The next logical step is get resource from outer-space: colonise or import (before the war solution becomes uncontrollable). I suggest this is the human civilisation purpose we should pursue.

Therefore making the US nation (& others) lean is a good thing to do as it will give true capacity to do this.

STOP: What is motivation?

Subsystem: Leaders (elected or otherwise)

Again H0 and H1 classification.

H0: Carry on: with no real change, greed for reward continues, political manoeuvring outweighs value adding, the system is self-fulfilling – no need to change.

H1: Become lean: less reward (Toyota executives get less pay), harder work (it is harder to be lean), more satisfied citizens (customers).

You are right to carry on your blog and to continue your campaign – or the null hypothesis (H0) will prevail.

LOOK: How successful will approaching everyone be?
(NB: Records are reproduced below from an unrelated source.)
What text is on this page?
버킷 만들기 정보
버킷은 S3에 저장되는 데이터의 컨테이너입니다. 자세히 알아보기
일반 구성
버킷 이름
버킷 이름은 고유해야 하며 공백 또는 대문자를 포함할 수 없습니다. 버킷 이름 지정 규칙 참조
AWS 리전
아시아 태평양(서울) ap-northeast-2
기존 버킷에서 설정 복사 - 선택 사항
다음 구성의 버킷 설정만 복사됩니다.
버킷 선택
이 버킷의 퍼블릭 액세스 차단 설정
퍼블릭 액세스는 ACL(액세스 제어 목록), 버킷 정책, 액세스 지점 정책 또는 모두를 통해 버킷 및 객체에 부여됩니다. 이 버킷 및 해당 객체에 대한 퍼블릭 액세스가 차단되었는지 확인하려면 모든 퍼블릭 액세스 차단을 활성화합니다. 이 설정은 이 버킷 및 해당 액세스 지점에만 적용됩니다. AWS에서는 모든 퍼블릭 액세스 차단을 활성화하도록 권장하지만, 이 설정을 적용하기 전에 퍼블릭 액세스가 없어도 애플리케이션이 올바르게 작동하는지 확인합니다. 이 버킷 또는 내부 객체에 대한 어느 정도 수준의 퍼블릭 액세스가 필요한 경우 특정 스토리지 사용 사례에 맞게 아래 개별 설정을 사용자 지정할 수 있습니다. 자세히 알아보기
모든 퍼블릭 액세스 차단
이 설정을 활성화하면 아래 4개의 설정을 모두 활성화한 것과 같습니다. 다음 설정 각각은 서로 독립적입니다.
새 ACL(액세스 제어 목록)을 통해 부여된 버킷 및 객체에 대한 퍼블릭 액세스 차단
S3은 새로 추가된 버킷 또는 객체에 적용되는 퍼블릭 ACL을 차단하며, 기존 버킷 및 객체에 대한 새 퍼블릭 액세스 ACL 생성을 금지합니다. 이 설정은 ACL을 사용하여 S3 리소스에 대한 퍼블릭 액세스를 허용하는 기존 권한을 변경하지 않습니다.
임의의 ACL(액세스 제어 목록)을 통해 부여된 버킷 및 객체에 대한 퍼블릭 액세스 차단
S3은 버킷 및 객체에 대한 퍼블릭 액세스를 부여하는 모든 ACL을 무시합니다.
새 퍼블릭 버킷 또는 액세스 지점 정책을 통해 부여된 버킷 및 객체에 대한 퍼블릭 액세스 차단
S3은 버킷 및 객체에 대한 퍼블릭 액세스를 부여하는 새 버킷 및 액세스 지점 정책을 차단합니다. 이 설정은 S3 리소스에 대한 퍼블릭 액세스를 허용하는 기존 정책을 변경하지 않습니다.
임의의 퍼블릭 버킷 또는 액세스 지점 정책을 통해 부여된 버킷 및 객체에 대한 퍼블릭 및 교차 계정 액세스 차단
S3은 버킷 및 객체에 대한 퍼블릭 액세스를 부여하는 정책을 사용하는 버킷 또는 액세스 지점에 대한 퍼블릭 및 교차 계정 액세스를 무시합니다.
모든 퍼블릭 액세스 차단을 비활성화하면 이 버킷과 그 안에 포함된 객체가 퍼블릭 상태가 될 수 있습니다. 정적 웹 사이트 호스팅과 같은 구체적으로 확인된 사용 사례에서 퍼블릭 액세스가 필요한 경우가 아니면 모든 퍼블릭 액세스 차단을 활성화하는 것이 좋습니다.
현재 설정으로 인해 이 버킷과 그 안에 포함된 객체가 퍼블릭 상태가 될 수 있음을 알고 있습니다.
The project management approach of waterfall (all at once) rarely succeeds.
Cascade is a much better approach, after-all this is how lean succeeds in companies: one person, one process, one team at a time.

Approaching 535 senators / congressmen at once will only raise awareness in some.
You will be unfocussed and unable to move them to the correct desire level.
You have the knowledge, ability and reinforcement to succeed but no desire from senators / congressmen – this is the problem that needs to be fixed.

So don’t over-process 534 with no success (one of the 7 wastes?), pick one and make that work. Get their desire (how about one with a burning platform of a nearly bankrupt state?).

Then use the lessons from the 1st senator / congressman to get another to see, then another, etc. Let them see the problem one by one and once you have reached your 100th monkey then all the monkeys will want to play.

LISTEN: What is the right approach?

Lean practitioners should use lean methods. Your approach with the senator / congressman could follow 2 particular methods:
1 – SIPOC: scope the stakeholders and measures of the problem.
Perhaps they have advisors and lobbyists that need to be involved?

2 – A3: approach the problem with structure.
Have you found the root cause? Have you identified the options? Or have you gone straight to solution – more training (your good argument) will not succeed.

PS: Waddya Mean by “Failure”

Your book ‘Evolving Excellence: Thoughts on lean enterprise leadership’ picks up on a particular issue you have not addressed:

p.112 discusses that lean failure is part of the journey – this is contradictory: why should non-lean (which does not see failure) change when they see lean failure. Lean failure is poorly executed lean – this needs to be fixed.

Bill:

I think you need to spend more time on the "Wall Street" issue. With just about everyone in the market through 401K and IRAs, we (as a society) have created much of this pressure to have our investments do better than someone elses...chasing better returns. Unfortunately, as Pogo once said, "We have met the enemy and he is us".

I suppose you could customize the executive summary part somewhat to target different congress people. That's one way to shorten it to single page papers without having to cut out as much. lol. I would keep the whitepaper part the same though.

You could also write to a portion of the 535 and gauge the responses and then adjust and write to the rest.

Could you meet one of your local congressman and talk to them?